Privateers accused of lining shareholders' pockets with subsidy cash while passengers are packed ever-tighter

Rail privateers are failing to provide the investment needed to cope with surging demand from passengers, a new report revealed yesterday.

Taxpayers’ cash paid out in subsidies is ending up in shareholders’ pockets rather than paying for the trains needed to meet passengers’ needs.

The only intercity network satisfying passengers’ needs — publicly-owned East Coast — is due to be privatised next year under Con-Dem plans.

According to figures from the Office of Rail Regulation, the annual number of rail journeys has more than doubled since the mid-1990s to a staggering 1.7 billion.

Rail union RMT acting general secretary Mick Cash said: “While passenger numbers on Britain’s railways continue to surge, the capacity required to meet that demand has failed to keep up, leaving many services bursting at the seams with, in some cases, passengers left stranded because there simply isn’t enough room on board.”

East Coast has earned at least £800m for the Treasury since being rescued from incompetent profiteers.

But the ideologically-driven coalition Con-Dems plan to hand it back to their City friends.

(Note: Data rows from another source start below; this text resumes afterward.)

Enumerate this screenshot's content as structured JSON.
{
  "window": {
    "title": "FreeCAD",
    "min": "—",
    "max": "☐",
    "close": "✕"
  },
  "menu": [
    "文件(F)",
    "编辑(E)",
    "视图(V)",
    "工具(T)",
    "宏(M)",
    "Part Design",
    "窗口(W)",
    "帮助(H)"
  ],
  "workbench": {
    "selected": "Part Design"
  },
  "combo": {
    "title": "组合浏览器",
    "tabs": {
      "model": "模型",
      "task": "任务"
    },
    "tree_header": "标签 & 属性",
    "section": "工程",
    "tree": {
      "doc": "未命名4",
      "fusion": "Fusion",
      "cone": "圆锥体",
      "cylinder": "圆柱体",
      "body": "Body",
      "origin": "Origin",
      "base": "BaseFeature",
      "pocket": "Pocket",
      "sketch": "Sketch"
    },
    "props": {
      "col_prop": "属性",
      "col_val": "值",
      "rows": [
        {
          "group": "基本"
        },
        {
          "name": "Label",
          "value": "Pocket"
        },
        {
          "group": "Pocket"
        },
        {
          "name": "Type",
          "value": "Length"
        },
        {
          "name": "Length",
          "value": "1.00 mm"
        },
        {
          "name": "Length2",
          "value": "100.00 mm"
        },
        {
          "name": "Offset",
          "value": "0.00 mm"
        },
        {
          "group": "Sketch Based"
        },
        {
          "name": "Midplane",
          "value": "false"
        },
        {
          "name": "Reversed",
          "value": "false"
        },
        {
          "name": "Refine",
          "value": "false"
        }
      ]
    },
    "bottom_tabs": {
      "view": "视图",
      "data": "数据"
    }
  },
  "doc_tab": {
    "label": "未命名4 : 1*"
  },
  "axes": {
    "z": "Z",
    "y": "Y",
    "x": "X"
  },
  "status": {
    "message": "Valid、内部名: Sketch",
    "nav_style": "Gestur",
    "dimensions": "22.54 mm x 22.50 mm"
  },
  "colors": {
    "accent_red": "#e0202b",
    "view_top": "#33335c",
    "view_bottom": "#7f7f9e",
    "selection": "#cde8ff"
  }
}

And RMT warned yesterday that privateers already have plans to axe part of the network in Northumberland to increase profits.

Mr Cash added: “It is scandalous that the government is prepared to give the private-sector vultures hovering over the East Coast route a green light to rip up the timetable and to leave passengers and communities cut-off and stranded in the name of private greed and private profit.”